Luckily, many of my green ecoambitions also helped to keep green in my wallet, which in turn helped to keep me out of the holiday red. Among other Christmas resolutions, I no longer exchange gifts with friends. Instead we go for a group dinner, or have a pot-luck appetizer party where we only exchange recipes. For family, we have implemented a gift-exchange among the adults. We don’t buy for neighbours or friends’ children anymore. For the children in our lives we have lightened up on the gifts we buy, focusing more on books, clothes, and a couple of key toys (hopefully the grandparents will follow suit).

Another holiday red that I like to avoid is the rouge of rage on some driver’s faces battling for mall parking spots. Once again, a healthy dose of green eliminates this problem. When I couldn’t walk, I car-pooled to shop (it’s more fun to shop with a friend anyhow!) reducing the number of cars in the lots. I also stopped vulture-like circling for parking spots and parked further away. (The extra walk also acted as a head-start on my New Year’s resolutions).

So it has been a traditional red and green holiday, however, 2008 also has a couple of grayish shades associated with it. Not the pretty, sparkly gray-silver of Christmas tinsel decking my tree, but more like recession-cloud-gray. We hope it won’t get darker like Black-Monday-black, but even with dark clouds there is always a tinsel lining (or two).

One possible silver-lining is that the grey horizon may be the wake-up call some of us need to “right-size” our spending patterns. Just like the stock market corrections, we could more critically evaluate our “buy it, you’ll have it” impulses. Needs and wants may be discussed interchangeably in marketing contexts, but, as individuals over the age of seven, perhaps we need to reevaluate if we really need something before we buy it, to help reverse a cycle of constant buying, sometime beyond our means.

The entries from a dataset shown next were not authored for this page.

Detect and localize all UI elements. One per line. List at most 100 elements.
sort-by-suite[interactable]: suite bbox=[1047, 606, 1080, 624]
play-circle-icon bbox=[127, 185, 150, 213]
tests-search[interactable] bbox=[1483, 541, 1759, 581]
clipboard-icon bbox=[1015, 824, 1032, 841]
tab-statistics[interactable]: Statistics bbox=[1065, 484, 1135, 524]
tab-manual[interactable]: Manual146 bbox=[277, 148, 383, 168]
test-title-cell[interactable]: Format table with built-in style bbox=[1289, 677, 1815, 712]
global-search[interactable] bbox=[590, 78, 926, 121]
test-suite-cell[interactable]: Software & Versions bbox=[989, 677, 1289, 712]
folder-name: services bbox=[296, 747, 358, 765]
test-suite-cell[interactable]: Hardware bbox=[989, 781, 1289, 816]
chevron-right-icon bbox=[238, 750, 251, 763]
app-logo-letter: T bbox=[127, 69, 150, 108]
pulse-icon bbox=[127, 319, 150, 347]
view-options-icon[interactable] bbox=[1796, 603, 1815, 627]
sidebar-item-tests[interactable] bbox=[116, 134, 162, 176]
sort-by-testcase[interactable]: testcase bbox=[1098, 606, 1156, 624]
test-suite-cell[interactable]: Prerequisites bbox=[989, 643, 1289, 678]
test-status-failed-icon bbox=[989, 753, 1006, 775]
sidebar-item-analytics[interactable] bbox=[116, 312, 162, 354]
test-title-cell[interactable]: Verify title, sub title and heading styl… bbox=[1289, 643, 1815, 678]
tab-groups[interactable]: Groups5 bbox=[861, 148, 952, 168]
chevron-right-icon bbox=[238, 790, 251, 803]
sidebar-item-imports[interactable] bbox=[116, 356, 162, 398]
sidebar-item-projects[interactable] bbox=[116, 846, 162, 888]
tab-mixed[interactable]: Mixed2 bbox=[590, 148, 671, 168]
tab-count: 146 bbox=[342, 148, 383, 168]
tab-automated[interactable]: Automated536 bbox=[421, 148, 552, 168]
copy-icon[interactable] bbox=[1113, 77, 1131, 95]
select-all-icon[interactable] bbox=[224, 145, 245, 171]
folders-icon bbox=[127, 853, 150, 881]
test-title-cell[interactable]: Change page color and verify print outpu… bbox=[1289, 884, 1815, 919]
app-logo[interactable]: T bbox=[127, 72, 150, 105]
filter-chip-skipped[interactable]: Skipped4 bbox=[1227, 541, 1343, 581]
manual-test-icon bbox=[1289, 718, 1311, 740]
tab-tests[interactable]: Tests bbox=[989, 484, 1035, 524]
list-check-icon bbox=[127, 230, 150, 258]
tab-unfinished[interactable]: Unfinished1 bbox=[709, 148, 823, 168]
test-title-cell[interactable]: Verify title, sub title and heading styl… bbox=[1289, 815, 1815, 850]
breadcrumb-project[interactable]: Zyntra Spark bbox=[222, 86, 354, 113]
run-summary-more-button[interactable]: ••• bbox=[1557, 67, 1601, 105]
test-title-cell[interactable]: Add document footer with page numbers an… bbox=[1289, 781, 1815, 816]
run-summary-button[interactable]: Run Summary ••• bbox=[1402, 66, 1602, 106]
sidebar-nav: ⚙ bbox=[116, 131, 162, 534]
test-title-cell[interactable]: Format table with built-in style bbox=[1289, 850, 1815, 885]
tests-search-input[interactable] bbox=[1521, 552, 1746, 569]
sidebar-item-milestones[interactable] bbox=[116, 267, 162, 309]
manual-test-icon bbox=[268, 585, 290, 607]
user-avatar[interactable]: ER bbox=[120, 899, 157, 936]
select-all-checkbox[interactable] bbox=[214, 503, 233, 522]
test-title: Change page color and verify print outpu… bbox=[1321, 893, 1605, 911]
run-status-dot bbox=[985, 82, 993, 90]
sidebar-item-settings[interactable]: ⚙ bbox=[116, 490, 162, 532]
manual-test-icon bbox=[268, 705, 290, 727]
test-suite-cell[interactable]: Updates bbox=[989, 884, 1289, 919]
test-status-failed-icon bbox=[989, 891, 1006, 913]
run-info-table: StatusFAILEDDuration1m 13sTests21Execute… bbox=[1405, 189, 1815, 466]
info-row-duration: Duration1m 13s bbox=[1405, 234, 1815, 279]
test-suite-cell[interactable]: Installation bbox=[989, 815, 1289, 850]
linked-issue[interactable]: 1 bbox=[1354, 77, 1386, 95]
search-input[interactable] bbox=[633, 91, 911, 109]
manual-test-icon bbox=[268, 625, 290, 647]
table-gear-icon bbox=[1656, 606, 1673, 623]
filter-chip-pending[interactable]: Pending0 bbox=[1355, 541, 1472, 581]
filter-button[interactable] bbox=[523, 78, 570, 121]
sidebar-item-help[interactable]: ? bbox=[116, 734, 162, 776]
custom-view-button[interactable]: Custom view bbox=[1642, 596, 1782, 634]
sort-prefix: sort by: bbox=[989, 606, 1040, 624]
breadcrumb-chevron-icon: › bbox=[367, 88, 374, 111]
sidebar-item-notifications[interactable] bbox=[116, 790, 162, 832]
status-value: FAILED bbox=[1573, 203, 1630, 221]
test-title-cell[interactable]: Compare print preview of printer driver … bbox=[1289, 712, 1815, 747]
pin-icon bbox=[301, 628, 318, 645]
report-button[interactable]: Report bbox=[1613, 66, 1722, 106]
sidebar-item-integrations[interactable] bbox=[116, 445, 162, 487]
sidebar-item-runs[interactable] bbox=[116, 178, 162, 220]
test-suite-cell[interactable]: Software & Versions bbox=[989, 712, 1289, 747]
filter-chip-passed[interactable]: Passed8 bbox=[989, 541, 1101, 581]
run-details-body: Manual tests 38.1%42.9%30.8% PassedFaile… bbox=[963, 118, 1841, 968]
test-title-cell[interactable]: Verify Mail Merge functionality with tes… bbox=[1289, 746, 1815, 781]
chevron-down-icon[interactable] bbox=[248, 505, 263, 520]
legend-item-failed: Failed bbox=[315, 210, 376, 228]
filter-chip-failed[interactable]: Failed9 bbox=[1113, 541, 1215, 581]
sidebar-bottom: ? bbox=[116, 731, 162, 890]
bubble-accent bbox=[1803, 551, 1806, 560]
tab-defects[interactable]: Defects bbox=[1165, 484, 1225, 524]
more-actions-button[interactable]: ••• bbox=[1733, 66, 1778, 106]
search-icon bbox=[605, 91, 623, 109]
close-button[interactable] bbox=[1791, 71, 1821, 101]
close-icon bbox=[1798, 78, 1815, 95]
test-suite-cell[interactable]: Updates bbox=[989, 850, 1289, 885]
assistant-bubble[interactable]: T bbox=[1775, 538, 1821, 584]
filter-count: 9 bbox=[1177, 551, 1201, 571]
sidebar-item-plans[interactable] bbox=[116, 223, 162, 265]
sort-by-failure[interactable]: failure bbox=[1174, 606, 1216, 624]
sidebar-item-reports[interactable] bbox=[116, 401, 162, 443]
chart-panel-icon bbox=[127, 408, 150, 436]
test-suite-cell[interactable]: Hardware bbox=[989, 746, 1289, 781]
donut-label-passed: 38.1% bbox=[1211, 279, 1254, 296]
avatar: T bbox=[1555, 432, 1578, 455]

It may help to look back to our more humble upbringings and our Christmases past, when we had smaller houses, fewer cars, shoes we polished and clothes we mended, but we were happy.

Another sterling opportunity is that the market correction is a good time to buy stocks. The best analogy I’ve heard asks investors: if their favourite ice cream went on sale, would they wait until it doubled in price to buy it? Of course not, so perhaps Santa can leave me some well-priced dividend reinvestment plan shares under the tree this year.

The final silver lining around the unseasonably slush-gray cloud is that even if we got a little carried away in our holiday buying this year, we can quickly throw in a colourful saying like “I’m simply doing my part to stimulate the economy.”

I wish you a stress and expectation-free holiday, surrounded by the people you love (with a healthy dose of quiet, relaxing time for yourself as well). Joyeux Noel. Buon natale. Feliz Navidad. Mino Nibaanamaang. Merry Christmas and happy New Year.